New e-Commerce law in force (China)
In recent years, China’s e-commerce market has boomed and is now the world’s largest. In recognition of this, China has introduced its first comprehensive legislative framework governing e-commerce activities.
Why does it matter?
The new e-commerce law has several highlights to protect brand owners and consumers. The key changes affecting retailers include:
- All e-commerce businesses will be required to register with an official body to obtain a business licence, except for individuals selling self-produced agricultural products, home-made handicrafts etc.
- E-commerce platforms will be held jointly responsible with merchants if they know or should know counterfeit items are sold. If the e-commerce platform operator fails to act on a report of counterfeit violations, they will face penalties of up to 2,000,000 RMB.
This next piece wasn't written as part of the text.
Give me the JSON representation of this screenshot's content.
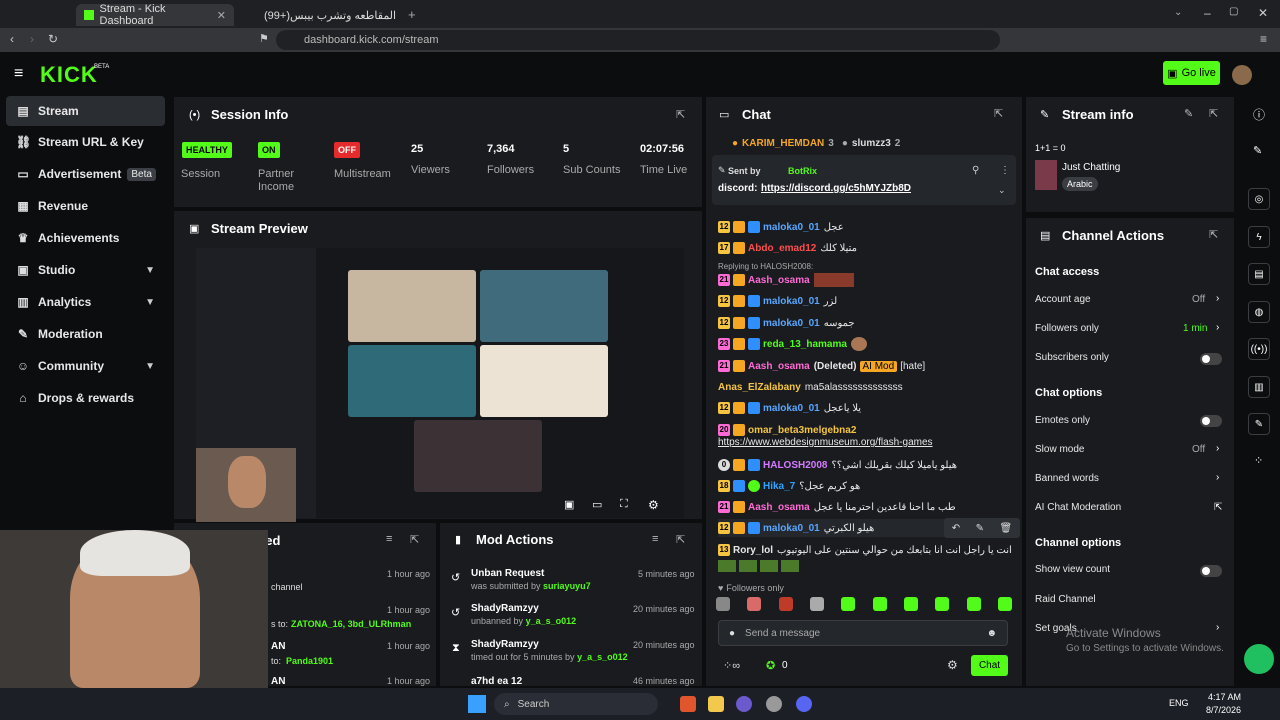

- The new law provides for a “notice and take down – counter notice and recovery” procedure. It is worth noting that upon receiving the counter notice, the rights owner shall lodge a complaint or file a lawsuit within 15 days. Otherwise, the platform operator will promptly terminate all measures it has adopted.
- All operators online and offline will have fair competition obligations.
Reinforced consumer rights
- E-commerce operators will be banned from fabricating sales statistics and posting false user reviews and/or deleting genuine reviews. Also merchants must clearly disclose any unfair conditions they place on sales and cannot simply assume consumers’ consent.
What action should you take?
- Seek advice on the effect of the changes on any of your e-commerce activities in China
- Register to obtain a business licence
- Take steps to ensure compliance with these new laws. Particular attention should be paid to brand protection, unfair competition and reinforced consumer rights.